LSD can support various sensors including LiDAR, Camera, Radar, INS/IMU etc.
Type | Sensor |
---|---|
LiDAR | Ouster 32/64/128, RoboSense 16/32/80, VLP-16, LS-C-16 |
Camera | GMSL, RTSP, UVC |
Radar | ARS408 |
INS/IMU | CGI-610 |
LSD contains a calibration toolbox for calibration of various sensors conveniently.
LiDAR calibration aims to calculate the extrinsic transform between LiDAR coordinate system and vehichle reference coordinate system.
LSD use a semi-automatic method for LiDAR calibration. The method includes three steps: ground plane calibration, orientation calibration and refinement.
At this step, we can calculate the pitch, roll and z parameters to transform the pointcloud to z=0 ground coordinate system.
- draw the polygon that the points are fallback to the area of the ground.
- extract the points within the polygon (check the intersect number).
- detect the plane coefficients [a, b, c, d] by RANSAC fitting.
- calculate the rotation matrix and translation between [a, b, c, d] and [0, 0, 1, 0].
At this step, we calculate the yaw, x and y parameters to align the reference coordinate.
- select the specified points which the locations of points are already known.
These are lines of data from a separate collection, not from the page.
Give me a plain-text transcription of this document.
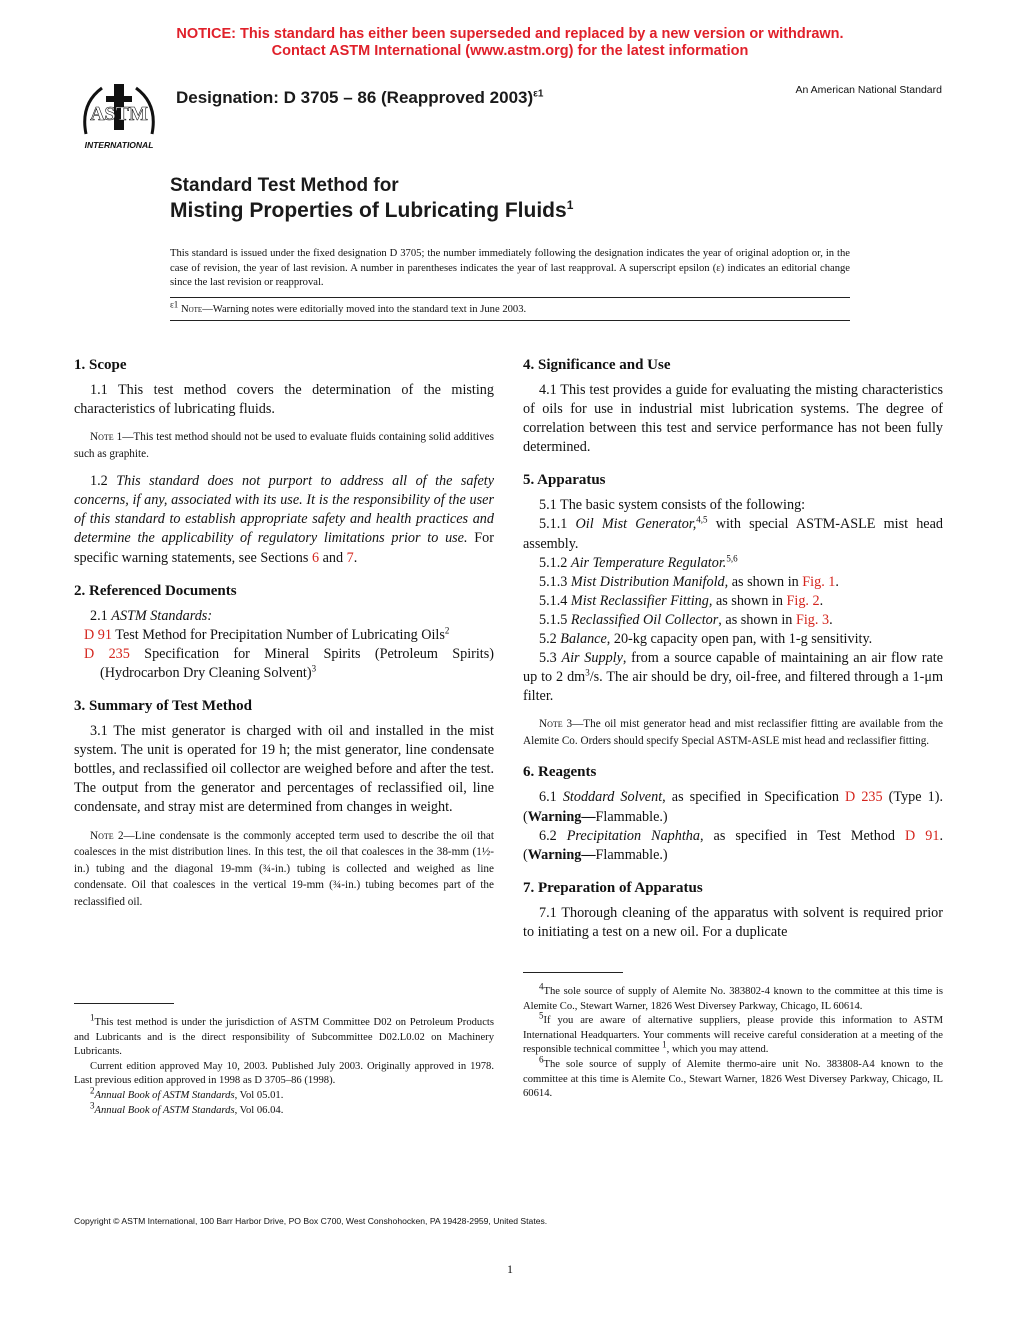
NOTICE: This standard has either been superseded and replaced by a new version or withdrawn.
Contact ASTM International (www.astm.org) for the latest information
ASTM
INTERNATIONAL
Designation: D 3705 – 86 (Reapproved 2003)$^{\varepsilon 1}$	An American National Standard
Standard Test Method for
Misting Properties of Lubricating Fluids$^1$
This standard is issued under the fixed designation D 3705; the number immediately following the designation indicates the year of original adoption or, in the case of revision, the year of last revision. A number in parentheses indicates the year of last reapproval. A superscript epsilon (ε) indicates an editorial change since the last revision or reapproval.
$^{\varepsilon 1}$ Note—Warning notes were editorially moved into the standard text in June 2003.
1. Scope

1.1 This test method covers the determination of the misting characteristics of lubricating fluids.

Note 1—This test method should not be used to evaluate fluids containing solid additives such as graphite.

1.2 This standard does not purport to address all of the safety concerns, if any, associated with its use. It is the responsibility of the user of this standard to establish appropriate safety and health practices and determine the applicability of regulatory limitations prior to use. For specific warning statements, see Sections 6 and 7.

2. Referenced Documents

2.1 ASTM Standards:

D 91 Test Method for Precipitation Number of Lubricating Oils$^2$

D 235 Specification for Mineral Spirits (Petroleum Spirits) (Hydrocarbon Dry Cleaning Solvent)$^3$

3. Summary of Test Method

3.1 The mist generator is charged with oil and installed in the mist system. The unit is operated for 19 h; the mist generator, line condensate bottles, and reclassified oil collector are weighed before and after the test. The output from the generator and percentages of reclassified oil, line condensate, and stray mist are determined from changes in weight.

Note 2—Line condensate is the commonly accepted term used to describe the oil that coalesces in the mist distribution lines. In this test, the oil that coalesces in the 38-mm (1½-in.) tubing and the diagonal 19-mm (¾-in.) tubing is collected and weighed as line condensate. Oil that coalesces in the vertical 19-mm (¾-in.) tubing becomes part of the reclassified oil.

$^1$This test method is under the jurisdiction of ASTM Committee D02 on Petroleum Products and Lubricants and is the direct responsibility of Subcommittee D02.L0.02 on Machinery Lubricants.
Current edition approved May 10, 2003. Published July 2003. Originally approved in 1978. Last previous edition approved in 1998 as D 3705–86 (1998).
$^2$Annual Book of ASTM Standards, Vol 05.01.
$^3$Annual Book of ASTM Standards, Vol 06.04.
4. Significance and Use

4.1 This test provides a guide for evaluating the misting characteristics of oils for use in industrial mist lubrication systems. The degree of correlation between this test and service performance has not been fully determined.

5. Apparatus

5.1 The basic system consists of the following:

5.1.1 Oil Mist Generator,$^{4,5}$ with special ASTM-ASLE mist head assembly.

5.1.2 Air Temperature Regulator.$^{5,6}$

5.1.3 Mist Distribution Manifold, as shown in Fig. 1.

5.1.4 Mist Reclassifier Fitting, as shown in Fig. 2.

5.1.5 Reclassified Oil Collector, as shown in Fig. 3.

5.2 Balance, 20-kg capacity open pan, with 1-g sensitivity.

5.3 Air Supply, from a source capable of maintaining an air flow rate up to 2 $dm^3/s$. The air should be dry, oil-free, and filtered through a 1-μm filter.

Note 3—The oil mist generator head and mist reclassifier fitting are available from the Alemite Co. Orders should specify Special ASTM-ASLE mist head and reclassifier fitting.

6. Reagents

6.1 Stoddard Solvent, as specified in Specification D 235 (Type 1). (Warning—Flammable.)

6.2 Precipitation Naphtha, as specified in Test Method D 91. (Warning—Flammable.)

7. Preparation of Apparatus

7.1 Thorough cleaning of the apparatus with solvent is required prior to initiating a test on a new oil. For a duplicate

$^4$The sole source of supply of Alemite No. 383802-4 known to the committee at this time is Alemite Co., Stewart Warner, 1826 West Diversey Parkway, Chicago, IL 60614.
$^5$If you are aware of alternative suppliers, please provide this information to ASTM International Headquarters. Your comments will receive careful consideration at a meeting of the responsible technical committee $^1$, which you may attend.
$^6$The sole source of supply of Alemite thermo-aire unit No. 383808-A4 known to the committee at this time is Alemite Co., Stewart Warner, 1826 West Diversey Parkway, Chicago, IL 60614.
Copyright © ASTM International, 100 Barr Harbor Drive, PO Box C700, West Conshohocken, PA 19428-2959, United States.
1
- format the Ax=b and use the least square method to solve it.
We can select a LiDAR as the baseline and refine the extrinsic parameters to make better alignment.
Camera calibration aims to calculate the intrinsic parameters [cx, cy, fx, fy] and the distortion coefficient [k1, k2, p1, p2].
The calibration algorithm implemented in LSD is based on OpenCV camera calibration toolbox.
LiDAR-Camera Calibration aims to calculate the extrinsic transform between LiDAR coordinate system and Camera coordinate system.
LSD use a semi-automatic method which needs to manually pick the cooresponding points in LiDAR pointcloud and image, then the PNP algorithm is used for solve the 3D-2D transformation problem.
LiDAR-INS/IMU Calibration aims to calulate the extrinsic transform between LiDAR coordinate system and INS/IMU coordinate system.
We assume the INS can output accurate location and rotation information, then the calibration problem can be fomulated to minimize a cost function.
The cost function is that sums the distance between points of serveral frames and the extrinsic parameter [x, y, z, r, p, y] is the variable and the libnlopt is used for solving the optimization problem.
We only calibrate the rotation part qli between LiDAR and IMU.
- The transformation Ql of frame-by-frame of LiDAR is computed by GICP registration.
- The rotation pose Qi in IMU coordinate system can be calculated by integrating the imu measurements.
We can formulate the Ql * qli = Qi * qli, it is a homogeneous linear equation, so we can solve it by SVD.
LSD can support software time syncing for sensors and realtime data recording.
The data is recorded as a python dictionary and serialized to serveral pickle files.
Here is the example data is listed as below:
Data Name | Type | Description |
---|---|---|
frame_start_timestamp | uint64_t | the start time of frame (us) |
lidar_valid | boolean | indicate the LiDAR data is valid |
points | Dict: name - > numpy | pointcloud of LiDAR, key is the sensor name, value is a n x 4 numpy array |
image_valid | boolean | indicate the camera data is valid |
image | Dict: name - > bytes | JPEG image data, key is the sensor name, value is compressed jpeg data |
ins_valid | boolean | indicate the INS/IMU data is valid |
ins_data | Dict | store the data of latitude,longitude,altitude and gyro, accelerator, etc |
The data player in LSD is used to playback the recorded data, we can easily select the data directory and play from the Web UI
The basic operations like start, pause, resume and seek is supported
Object detection is a sub-system in LSD. There are three modules:
- CNN based 3D BoundingBox detection of LiDAR
- Multi object tracking
- Motion model based object trajectory prediction
Object category like "vechile", "pedestrian", "cyclist" and "traffic cone" can be detected.
Here is the demo video.
Simultaneous localization and mapping is a sub-module of LSD.
LSD can be used to build high precision pointcloud map or do localization by fusion various sensors.
We divide the SLAM into two parts:
- pointcloud mapping.
- realtime relocalization/localization.
The odometry estimation is based on GICP, LOAM algorithm and the pose graph is used to add GPS, loop constraints. We have tested with Ouster and RoboSense LiDARs in indoor and outdoor enviroments.
The pointcloud map which built by mapping module can be used to do realtime relocalization/locatization.
The realtime locatization is based on NDT/GICP matching and the UKF is used to esitmate the pose.